Publication information
- Publisher: Marvel Comics
- First appearance: Taskmaster #1 (February 2002)
- Created by: Gail Simone

In-story information
- Alter ego: Sondra "Sandi" Brandenberg
- Team affiliations: X Agency
- Partnerships: Deadpool Agent X

= Sandi Brandenberg =

Sandi Brandenberg is a fictional character appearing in American comic books published by Marvel Comics. She is usually depicted as a supporting character and has been associated with both Deadpool and Agent X.

== Publication history ==
The character first appeared in Taskmaster #1 (February, 2002) by Gail Simone.

==Fictional character biography==

Sandi first appeared in the Taskmaster limited series.
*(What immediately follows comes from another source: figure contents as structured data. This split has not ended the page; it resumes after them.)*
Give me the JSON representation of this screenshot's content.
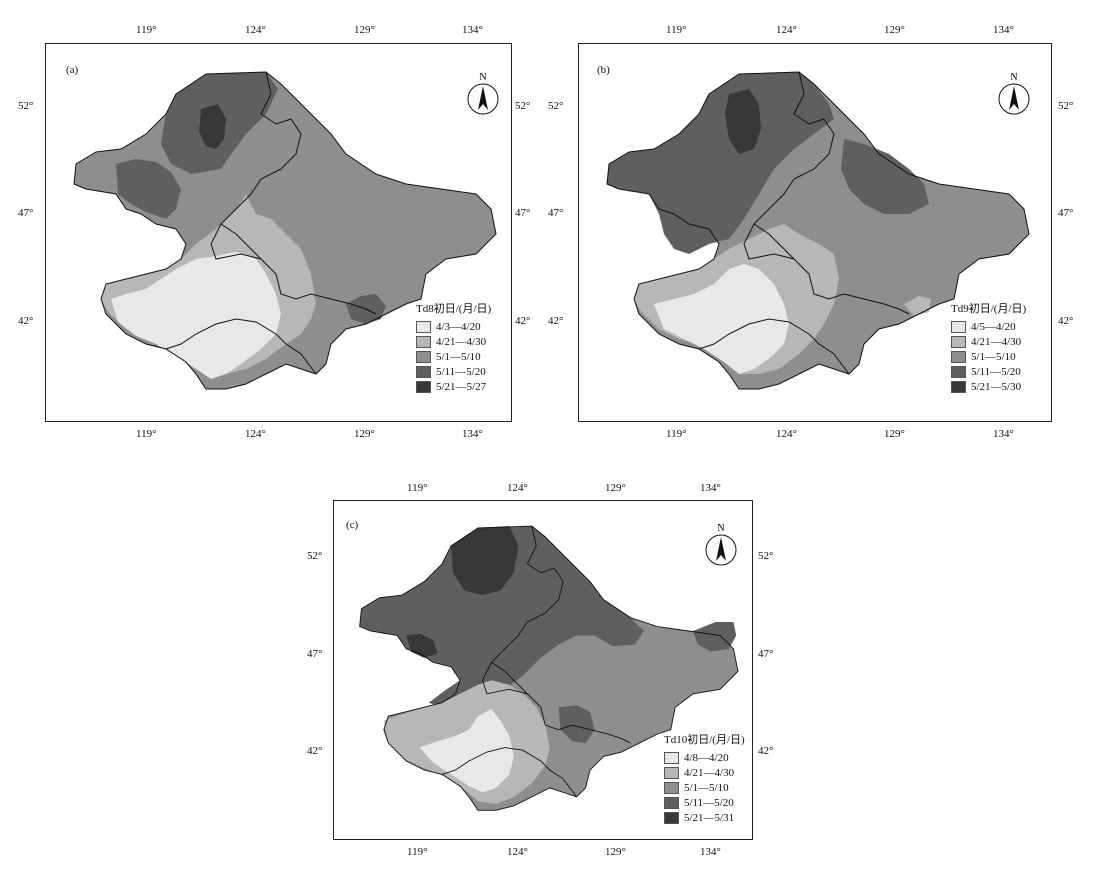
{
  "colors": {
    "class1": "#e8e8e8",
    "class2": "#b7b7b7",
    "class3": "#8e8e8e",
    "class4": "#5f5f5f",
    "class5": "#383838",
    "boundary": "#111111"
  },
  "panels": [
    {
      "tag": "(a)",
      "legend_title": "Td8初日/(月/日)",
      "legend": [
        "4/3—4/20",
        "4/21—4/30",
        "5/1—5/10",
        "5/11—5/20",
        "5/21—5/27"
      ],
      "lon_ticks": [
        "119°",
        "124°",
        "129°",
        "134°"
      ],
      "lat_ticks": [
        "52°",
        "47°",
        "42°"
      ],
      "compass_label": "N"
    },
    {
      "tag": "(b)",
      "legend_title": "Td9初日/(月/日)",
      "legend": [
        "4/5—4/20",
        "4/21—4/30",
        "5/1—5/10",
        "5/11—5/20",
        "5/21—5/30"
      ],
      "lon_ticks": [
        "119°",
        "124°",
        "129°",
        "134°"
      ],
      "lat_ticks": [
        "52°",
        "47°",
        "42°"
      ],
      "compass_label": "N"
    },
    {
      "tag": "(c)",
      "legend_title": "Td10初日/(月/日)",
      "legend": [
        "4/8—4/20",
        "4/21—4/30",
        "5/1—5/10",
        "5/11—5/20",
        "5/21—5/31"
      ],
      "lon_ticks": [
        "119°",
        "124°",
        "129°",
        "134°"
      ],
      "lat_ticks": [
        "52°",
        "47°",
        "42°"
      ],
      "compass_label": "N"
    }
  ]
}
Little is known of her previous life, save that she is kind to stray animals and used to work as a "dancer" (implied to be of the exotic kind). She met the villain trainer and mercenary in his guise of Tony Masters in Las Vegas and he put his mimicked skills to use in seducing her. During a date at his apartment in New York City, Sandi is shot by a Triad gang member as part of a revenge attack on Taskmaster for manipulating the Triads into a gangwar. Taskmaster survived and took her injury personally, later arranging for her medical care and for her to find work once she had recovered. This led to her appearances in the final story arc of Deadpool, written by Gail Simone. After the title character falsely won acclaim in the mercenary community for assassinating four yakuza mob bosses, he hired her as a secretary and receptionist to handle his increased workload. Though not outright stated, this was apparently on Taskmaster's recommendation. Although their relationship did not progress following her discovery of his identity and his shooting, Taskmaster guardedly held feelings for her, even offering help to a beleaguered Deadpool free of charge, disclaiming that his offer was on the basis that if Deadpool died, Sandi would be out of a job.

Deadpool viewed Sandi as a friend, admitting that his business would fall apart without her and giving her a generous bonus after being paid a large sum. Sandi also designed some new costumes for Wade. Deadpool was very protective of her, and was upset when she came in to work with a black eye, courtesy of her current boyfriend. When another fight with him landed her in the hospital, Sandi agreed to let Deadpool retaliate and run him out of town, but insisted he not be killed. Deadpool complied with this request, giving the boyfriend a severe beating but refraining from killing him, saying it was "because I made a promise." Taskmaster, who was lurking nearby and still had strong feelings for Sandi, immediately killed him after Deadpool left, sarcastically telling him "You know, it's a funny thing, but I never promised her squat."

After Wilson's disappearance and apparent death, Sandi found the man who would be known as both Alex Hayden and Agent X outside her apartment and sympathetically took him in and fed him. Although he had little to no memory of his life before this incident, he remembered Sandi and wished to go into the mercenary business with her. She agreed and retained the services of Taskmaster (whom she began a relationship with) and Outlaw to train him.

Sandi was an important character throughout the Agent X series, and was wooed by a yakuza boss as well as by Taskmaster who still pined for her. She and Agent X slept together once, but in the end she got back together with Taskmaster, and Alex ended up with Outlaw.

When Alex is captured by Hydra on a mission, Sandi and Outlaw hire Deadpool to retrieve him. Having been given morbid obesity to keep him contained, Agent X is unable to return to mercenary work and allows Deadpool to take over for him. Since then, Sandi made multiple appearances in the Cable & Deadpool series, even being briefly captured by Deadpool's nemesis T-Ray.